Sistema de comentários

Este blog sempre esteve aberto a comentários. Afinal, uma das características desta ferramenta é a interação com os possíveis leitores.
Até ontem, funcionava o Haloscan, que interrompeu o sistema gratuito e está oferecendo a continuidade do serviço por alguns dólares anuais.
Por ora, vou tentar a própria configuração do Blogger. Até agora não consegui.
Se alguém quiser deixar seu comentário, pode enviar email para:
clcosta@ipvip.com.br
Um abraço, Cláudio.

16 fevereiro, 2010

Last chance Harvey (minha 'fuga' no Carnaval)

Já sabia que "Last chance Harvey" (Tinha que ser você) era um drama romântico um tanto leve, quase água-com-açucar. Mas é difícil resistir à chance de ver Dustin Hoffman e Emma Thompson juntos.

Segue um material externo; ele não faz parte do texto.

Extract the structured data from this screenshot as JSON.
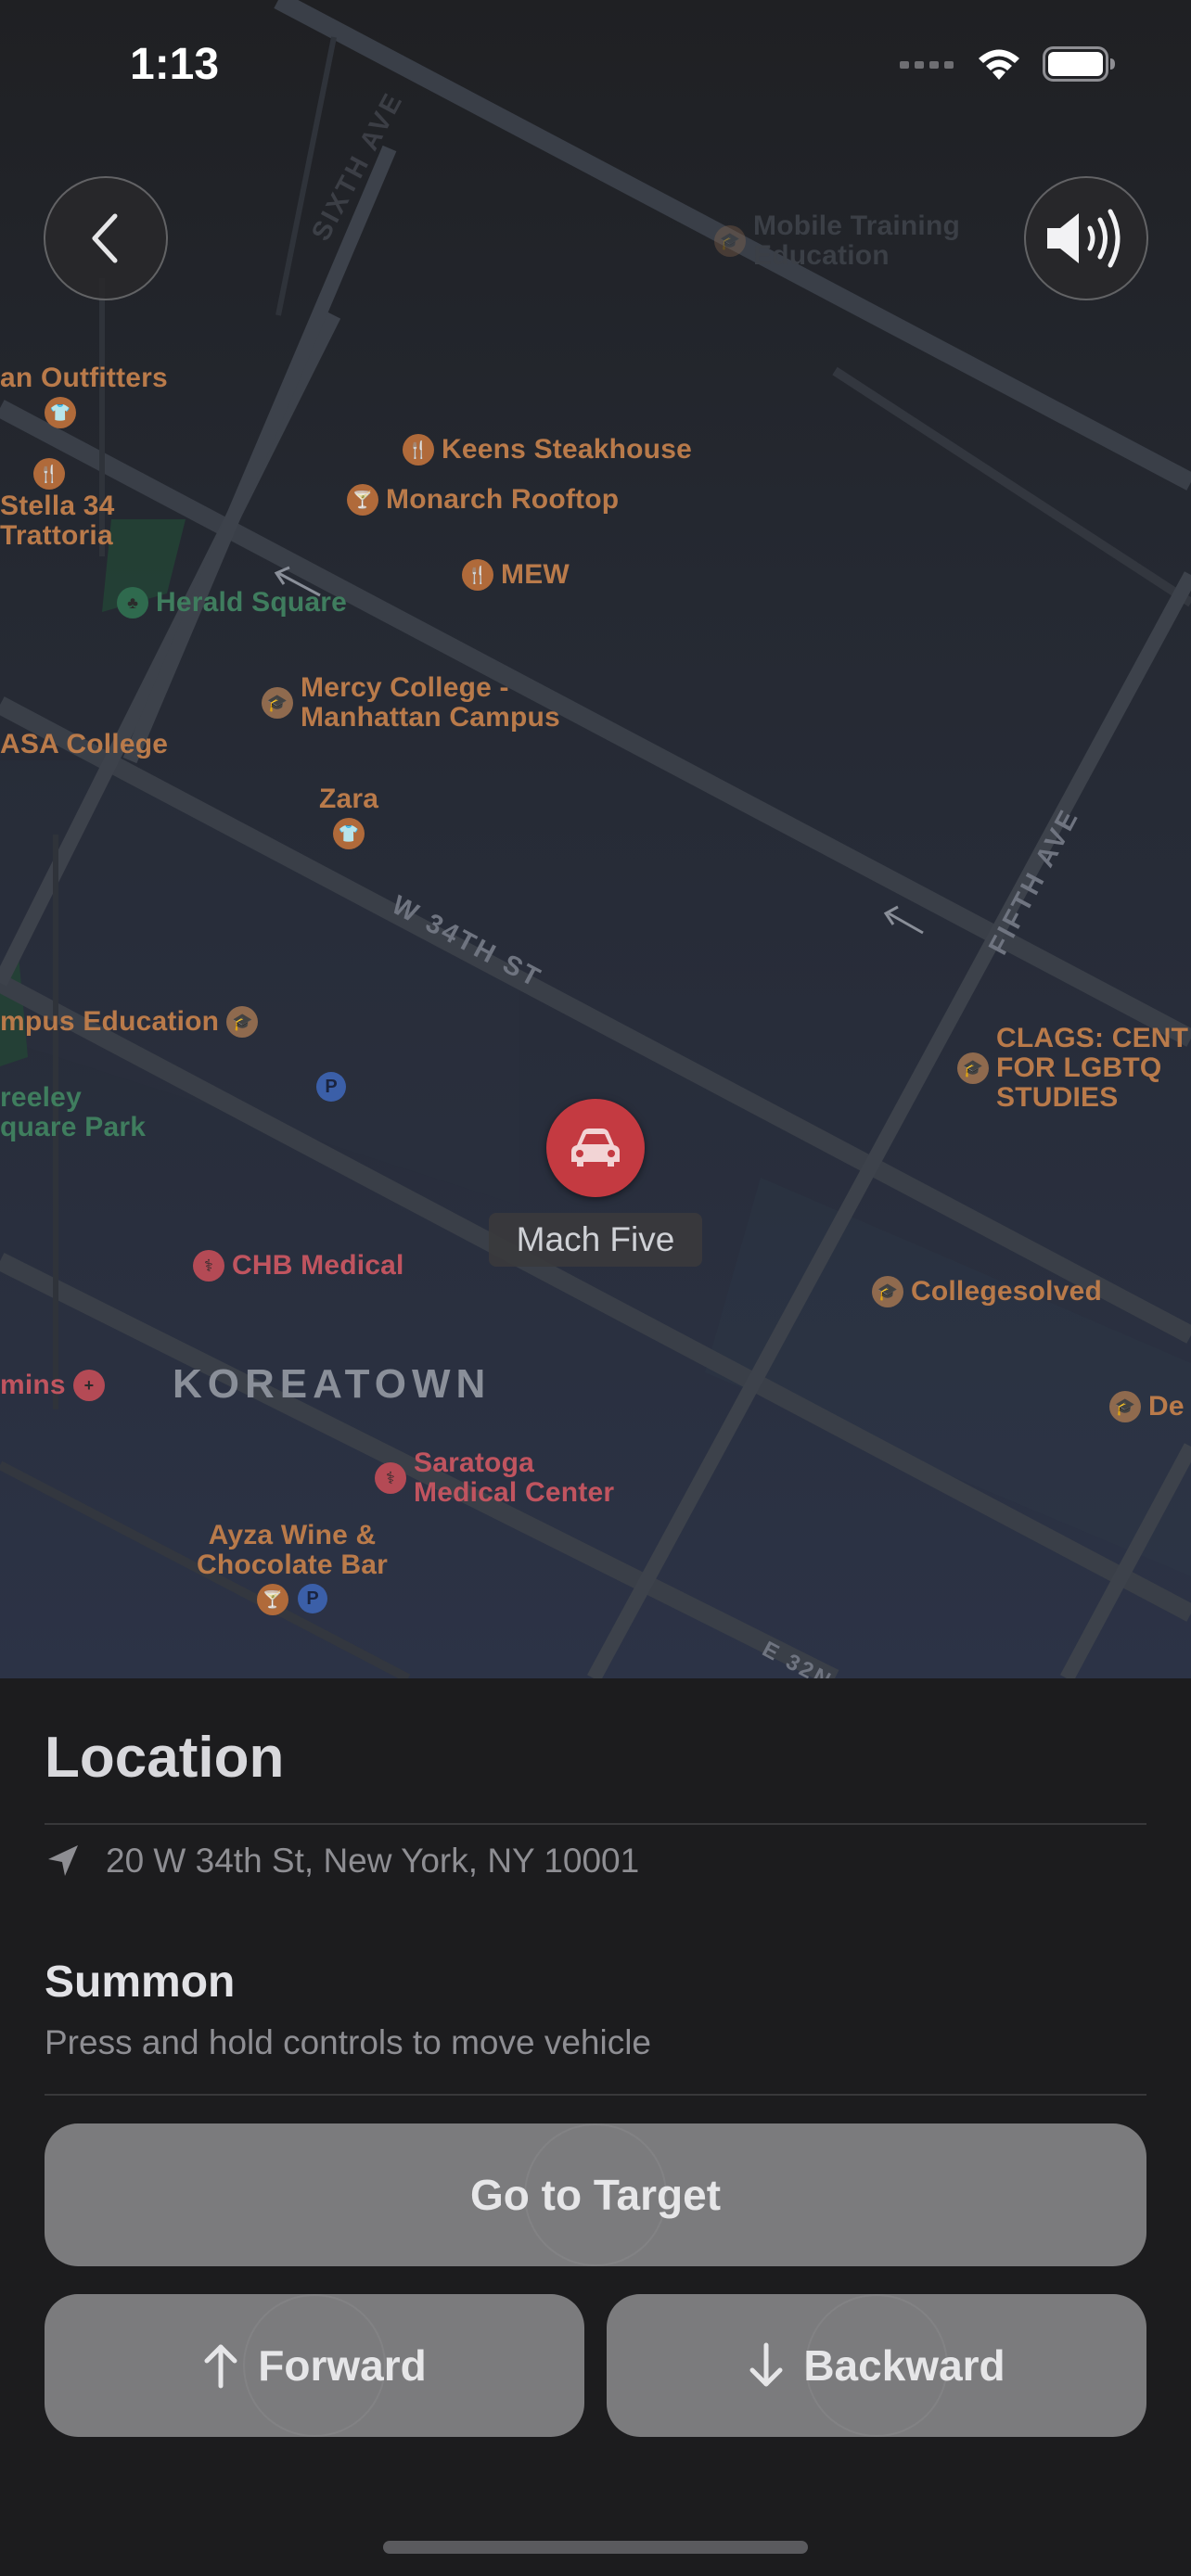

O filme se desenvolve em mix de tristeza, ansiedade, esperança, humor e comédia de costumes, numa Londres ensolarada de verão. É a história de duas pessoas maduras, cada qual em sua solidão, que resistem a correr os riscos da entrega amorosa, após sofrerem decepções. Mas, como sempre (?), sempre há uma chance, a última, ou não seria um filme hollywoodiano.
Joel Hopkins, diretor ainda novo e de curta filmografia, dirige com competência e foi feliz na escolha dos atores (afinal, ambos já são laureados em Hollywood) e parecem se divertir.

É um filme previsível, nada ambicioso, simples e se utiliza de certos clichés. Mas não há carnaval no filme e no conforto do sofá, pipoca estourando no micro-ondas, guaraná antárctica geladinho e boa companhia, foi mais uma boa 'fuga'.

15 fevereiro, 2010

Praça JK (minha 'fuga' no Carnaval)

 

Manhã de sol, brisa do mar... epa! BH não tem mar, não! Mas a brisa suavizava o calor da manhã e caminhar na Praça JK foi o programa ideal. Poucas pessoas, pistas livres, mp3 nos ouvidos... cada volta são 750m, marcados no chão pra ninguém me desmentir.
Se disser que dei muitas voltas, dirão que exagero. Se confessar que completei três em 30min dirão que sou lerdo.
Fazer o quê?
Vou ali tomar uma água de côco que ninguém é de ferro.
Ah! que a brisa era do mar, lá isso era!

14 fevereiro, 2010

Inhotim (minha 'fuga' no Carnaval)

Este domingo foi em Inhotim: Centro de Artes Contemporâneas de Inhotim.
Conhecemos o C.A.C.I. em 2006 ( fiz um post sobre nosso deslumbramento) e desde então voltamos lá periodicamente).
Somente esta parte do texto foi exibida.